Despite the potential global applicability of the ATTARI-12, there is currently no validated Japanese version. Japan has a distinct cultural context, and attitudes toward AI are likely influenced by cultural and societal norms. For instance, Japanese culture’s high uncertainty avoidance tends to result in only a gradual adoption of new technologies [14]. In the absence of a culturally adapted measure, assessments may not accurately reflect the true sentiments of Japanese health care workers and trainees. This gap hinders research and educational efforts aimed at understanding and improving AI integration into the Japanese health care system.
In this study, we developed a Japanese version of the ATTARI-12, which was originally created for the general population, and examined whether it is applicable to medical students and resident physicians. We anticipated that the development of this scale in Japan would promote future research and educational courses that effectively assess and improve the integration of AI into clinical practice and the medical education system.
Methods
This study formed part of a larger research project regarding AI education for medical trainees. We conducted this study in the following 2 steps.
Step 1: Translation and Cross-Cultural Adaptation
In accordance with an international guideline [15], we translated the original ATTARI-12 into Japanese. First, the first author (HF) asked the creator of the original ATTARI-12 and corresponding author of the article that reported it to allow us to develop the Japanese version. The creator willingly provided permission for our translation of the scale. Second, 2 translators (HF and KK) conducted forward translations independently. Both translators were familiar with Western and Japanese cultures and had rich experience in developing translated versions of scales in the field of health profession education. In particular, KK is a fluent speaker of Japanese and English. Third, the translators performed a synthesis of their translations. Discrepancies were resolved through discussion (version 1). Fourth, HF asked professional bilingual translators who were not involved in our study to translate the Japanese text back into English. HF and KK then compared the back-translated and original English versions item by item and then revised the Japanese version (version 2). Fifth, an expert review of version 2 was conducted by an AI expert (YY) and a health profession education expert (YN) at HF’s request. These experts concluded that no amendment was required. Sixth, HF contacted the creator of the original scale again and asked him to check version 2. The creator concluded that no revision was necessary. Seventh, pilot testing was performed with 2 medical trainees, which indicated no problematic items. Finally, version 2 was confirmed as the finalized Japanese version of the ATTARI-12 (J-ATTARI-12).

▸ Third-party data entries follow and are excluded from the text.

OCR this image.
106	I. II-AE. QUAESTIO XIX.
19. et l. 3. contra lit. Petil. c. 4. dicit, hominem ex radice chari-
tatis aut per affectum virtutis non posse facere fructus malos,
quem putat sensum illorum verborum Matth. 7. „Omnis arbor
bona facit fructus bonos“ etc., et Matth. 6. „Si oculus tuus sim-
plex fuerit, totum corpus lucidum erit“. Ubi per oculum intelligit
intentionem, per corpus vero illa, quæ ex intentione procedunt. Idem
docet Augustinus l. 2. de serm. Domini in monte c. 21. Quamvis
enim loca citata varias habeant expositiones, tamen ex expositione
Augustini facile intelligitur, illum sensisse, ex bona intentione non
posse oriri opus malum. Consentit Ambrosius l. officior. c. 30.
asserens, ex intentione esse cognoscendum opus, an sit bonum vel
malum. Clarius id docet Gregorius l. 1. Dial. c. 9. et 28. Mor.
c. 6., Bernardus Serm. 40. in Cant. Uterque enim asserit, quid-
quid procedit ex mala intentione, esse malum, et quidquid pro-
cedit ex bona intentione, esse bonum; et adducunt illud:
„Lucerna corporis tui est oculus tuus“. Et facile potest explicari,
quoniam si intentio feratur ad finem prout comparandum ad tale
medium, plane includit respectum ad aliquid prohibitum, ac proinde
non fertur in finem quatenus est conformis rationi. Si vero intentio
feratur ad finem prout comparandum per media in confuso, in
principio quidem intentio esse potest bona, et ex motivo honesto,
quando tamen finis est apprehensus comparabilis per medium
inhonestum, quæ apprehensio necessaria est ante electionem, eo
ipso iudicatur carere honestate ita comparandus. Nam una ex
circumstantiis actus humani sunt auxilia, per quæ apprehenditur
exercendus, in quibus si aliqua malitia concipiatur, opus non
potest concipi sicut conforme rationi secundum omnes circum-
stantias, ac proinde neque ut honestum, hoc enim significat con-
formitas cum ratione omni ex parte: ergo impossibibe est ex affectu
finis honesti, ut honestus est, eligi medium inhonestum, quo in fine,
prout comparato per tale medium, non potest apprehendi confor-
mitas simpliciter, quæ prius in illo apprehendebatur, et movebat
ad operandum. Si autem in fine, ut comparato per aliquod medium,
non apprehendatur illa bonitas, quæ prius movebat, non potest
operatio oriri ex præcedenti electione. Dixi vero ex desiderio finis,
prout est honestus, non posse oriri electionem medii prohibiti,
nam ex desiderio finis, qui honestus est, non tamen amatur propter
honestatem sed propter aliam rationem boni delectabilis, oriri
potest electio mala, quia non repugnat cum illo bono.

Step 2: Investigation of Psychometric Properties
Participants
Between June 2025 and July 2025, we recruited study participants from 5 universities and 9 hospitals across Japan, each of which varied in type and location (Multimedia Appendix 1). We asked the medical education directors of the universities and residency training directors of the hospitals to distribute our anonymous online self-administered questionnaire. An email with a link to the online questionnaire was sent to medical students at the universities and resident physicians at the hospitals via the respective directors. The participants were provided with a brief explanation of the study and indicated their consent to take part by checking the consent box. They were then able to access and complete the questionnaire. The survey duration was 1 month. To maximize the response rate, we sent reminders several times during the survey period.
Measures
The original version of the ATTARI-12 has 12 items [10], with responses on a 5-point Likert scale (1=“strongly disagree”; 5=“strongly agree”) [10]. Items 2, 4, 7, 8, 10, and 12 are reverse items and, therefore, are reverse scored [10]. The sum of all item scores is averaged to create a total score ranging from 1 to 5, with higher scores indicating more positive attitudes toward AI.
Statistical Analysis
To investigate the structural validity of the instrument, we performed exploratory factor analysis (EFA) and confirmatory factor analysis (CFA). Because conducting these 2 types of factor analysis on the same dataset would potentially raise concerns [16], we adopted the split-half validation approach, in which the participants were randomly divided into 2 groups, half (group A) for EFA and the other half (group B) for CFA. As mentioned above, we aimed to develop the scale in a manner that was culturally adapted to the Japanese medical education context. Consequently, EFA was conducted first, followed by CFA.
To determine the appropriateness of EFA, we checked the Kaiser-Meyer-Olkin (KMO) coefficient and Bartlett sphericity test. Running EFA requires a KMO value over 0.80 and a significant result in the Bartlett test [1718]. We applied EFA to the responses of group A to explore the factor structure of the J-ATTARI-12 using maximum likelihood estimation and Promax rotation. We determined the final factor solution using the results of parallel analysis and the factor loading values (cutoff value=0.30).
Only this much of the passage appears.